Example1:   Let's take the same example as above ( 3-dimensional )

    (E):   x2 / 49 + y2 / 36 + z2 / 25 = 1      P(10,11,12)

    3  STO 00
 
    7  STO 01    10  STO 04
    6  STO 02    11  STO 05
    5  STO 03    12  STO 06

    XEQ "DPHE"   >>>>    d = 13.23891300                                    ---Execution time = 74s---
                            X<>Y    7.009

-And you get x, y , z in R07-R08-R09:

      x =  3.896191632  = R07
      y =  3.511764223  = R08
      z =  2.948002118  = R09

Example2:   (E):   x2 / 49 + y2 / 36 + z2 / 25 + t2 / 16 = 1      P(10,11,12,13)

     4  STO 00
 
     7  STO 01     10  STO 05
     6  STO 02     11  STO 06
     5  STO 03     12  STO 07
     4  STO 04     13  STO 08

     XEQ "DPHE"  >>>>   d = 17.81606768                                    ---Execution time = 85s---
                            X<>Y   9.012

-And

      x = 3.464440290 = R09
      y = 3.083223967 = R10
      z = 2.554561428 = R11
      t =  1.918164674 = R12
 

Note:

-With the same hyperellipsoid and P(4,4,3,3), the result

     d = 1.528630348  is returned in 6mn32s but in less than 1 second with V41.
 

Warning:

-The HP41 displays a series of positive numbers which tend to zero.
-This program returns zero if P is inside (E)

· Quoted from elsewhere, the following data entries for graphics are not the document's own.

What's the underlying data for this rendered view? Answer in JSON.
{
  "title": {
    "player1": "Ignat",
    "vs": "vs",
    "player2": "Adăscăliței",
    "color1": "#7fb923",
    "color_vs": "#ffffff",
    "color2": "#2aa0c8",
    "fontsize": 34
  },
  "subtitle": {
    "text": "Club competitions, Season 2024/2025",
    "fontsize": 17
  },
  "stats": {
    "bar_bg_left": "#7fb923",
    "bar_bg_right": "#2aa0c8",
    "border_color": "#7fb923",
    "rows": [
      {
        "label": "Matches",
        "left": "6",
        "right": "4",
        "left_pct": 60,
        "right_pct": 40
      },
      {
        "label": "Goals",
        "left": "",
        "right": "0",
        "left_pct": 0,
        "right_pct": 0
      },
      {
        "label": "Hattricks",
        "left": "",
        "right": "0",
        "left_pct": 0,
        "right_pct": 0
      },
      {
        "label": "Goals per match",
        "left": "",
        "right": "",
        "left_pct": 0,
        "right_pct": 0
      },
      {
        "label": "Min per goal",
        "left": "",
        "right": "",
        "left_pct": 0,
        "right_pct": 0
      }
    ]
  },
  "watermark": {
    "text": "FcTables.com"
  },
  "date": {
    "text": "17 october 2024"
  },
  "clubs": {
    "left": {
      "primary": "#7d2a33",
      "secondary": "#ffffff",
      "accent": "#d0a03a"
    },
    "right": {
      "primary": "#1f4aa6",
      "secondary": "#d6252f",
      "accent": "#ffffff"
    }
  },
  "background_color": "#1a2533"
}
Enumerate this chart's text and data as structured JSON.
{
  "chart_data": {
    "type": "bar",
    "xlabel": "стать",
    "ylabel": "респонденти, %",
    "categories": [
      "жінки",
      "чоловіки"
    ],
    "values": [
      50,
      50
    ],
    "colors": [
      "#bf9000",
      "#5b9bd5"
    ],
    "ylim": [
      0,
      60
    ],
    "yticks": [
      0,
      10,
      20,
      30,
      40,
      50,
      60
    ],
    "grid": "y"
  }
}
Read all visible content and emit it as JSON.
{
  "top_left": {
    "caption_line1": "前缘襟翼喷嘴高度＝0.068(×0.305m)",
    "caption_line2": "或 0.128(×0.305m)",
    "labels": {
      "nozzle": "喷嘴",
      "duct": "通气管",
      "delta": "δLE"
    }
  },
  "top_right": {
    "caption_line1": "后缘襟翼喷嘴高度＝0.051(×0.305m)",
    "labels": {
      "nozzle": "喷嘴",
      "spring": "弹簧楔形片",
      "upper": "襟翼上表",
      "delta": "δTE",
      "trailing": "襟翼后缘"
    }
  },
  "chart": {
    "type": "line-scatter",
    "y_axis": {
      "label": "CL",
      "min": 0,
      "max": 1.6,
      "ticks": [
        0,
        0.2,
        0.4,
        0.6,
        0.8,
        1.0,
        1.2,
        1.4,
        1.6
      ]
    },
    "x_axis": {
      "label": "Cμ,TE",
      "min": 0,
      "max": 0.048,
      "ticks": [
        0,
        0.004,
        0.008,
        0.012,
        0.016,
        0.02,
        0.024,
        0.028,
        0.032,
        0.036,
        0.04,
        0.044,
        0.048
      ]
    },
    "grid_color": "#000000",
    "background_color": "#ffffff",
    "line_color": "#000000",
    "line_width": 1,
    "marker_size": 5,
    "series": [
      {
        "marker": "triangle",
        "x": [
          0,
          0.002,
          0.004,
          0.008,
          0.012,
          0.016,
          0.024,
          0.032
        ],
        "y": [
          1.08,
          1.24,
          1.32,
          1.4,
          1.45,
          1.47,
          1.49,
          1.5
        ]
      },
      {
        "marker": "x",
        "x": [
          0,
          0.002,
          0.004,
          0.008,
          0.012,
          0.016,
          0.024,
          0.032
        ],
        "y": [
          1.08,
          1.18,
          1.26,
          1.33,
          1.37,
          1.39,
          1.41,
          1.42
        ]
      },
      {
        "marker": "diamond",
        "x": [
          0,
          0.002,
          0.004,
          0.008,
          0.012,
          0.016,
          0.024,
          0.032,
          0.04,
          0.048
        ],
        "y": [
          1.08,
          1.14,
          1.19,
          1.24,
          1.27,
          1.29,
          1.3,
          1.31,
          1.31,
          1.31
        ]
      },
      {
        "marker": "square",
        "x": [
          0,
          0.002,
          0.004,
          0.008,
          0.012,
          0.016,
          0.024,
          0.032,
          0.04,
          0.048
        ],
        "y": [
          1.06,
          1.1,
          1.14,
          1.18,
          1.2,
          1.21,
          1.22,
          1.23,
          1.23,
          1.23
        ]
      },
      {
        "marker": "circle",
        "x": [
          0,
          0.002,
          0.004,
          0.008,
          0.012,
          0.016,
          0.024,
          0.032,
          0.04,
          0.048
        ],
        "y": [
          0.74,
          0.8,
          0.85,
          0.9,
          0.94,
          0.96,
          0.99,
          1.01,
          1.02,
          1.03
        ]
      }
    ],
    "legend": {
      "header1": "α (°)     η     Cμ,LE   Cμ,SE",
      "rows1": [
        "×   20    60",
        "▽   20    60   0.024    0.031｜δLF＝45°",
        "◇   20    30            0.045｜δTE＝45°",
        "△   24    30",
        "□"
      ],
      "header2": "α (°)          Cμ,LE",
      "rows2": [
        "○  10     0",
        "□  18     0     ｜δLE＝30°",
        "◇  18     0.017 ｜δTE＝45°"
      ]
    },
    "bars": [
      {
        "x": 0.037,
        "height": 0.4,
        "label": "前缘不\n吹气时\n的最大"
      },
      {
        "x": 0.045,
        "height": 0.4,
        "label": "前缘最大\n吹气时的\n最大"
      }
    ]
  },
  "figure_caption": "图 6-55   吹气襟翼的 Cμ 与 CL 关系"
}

-"DPHE" works well if P is far enough from the surface of the (hyper)ellipsoid.
-But if P is very close to (E), the execution time becomes prohibitive, even with V41 !
-If you know a method to accelerate the convergence...

-The test line 58   X#0?   could perhaps lead to an infinite loop
-So, line 58 could be replaced by something like  E-8  X<Y?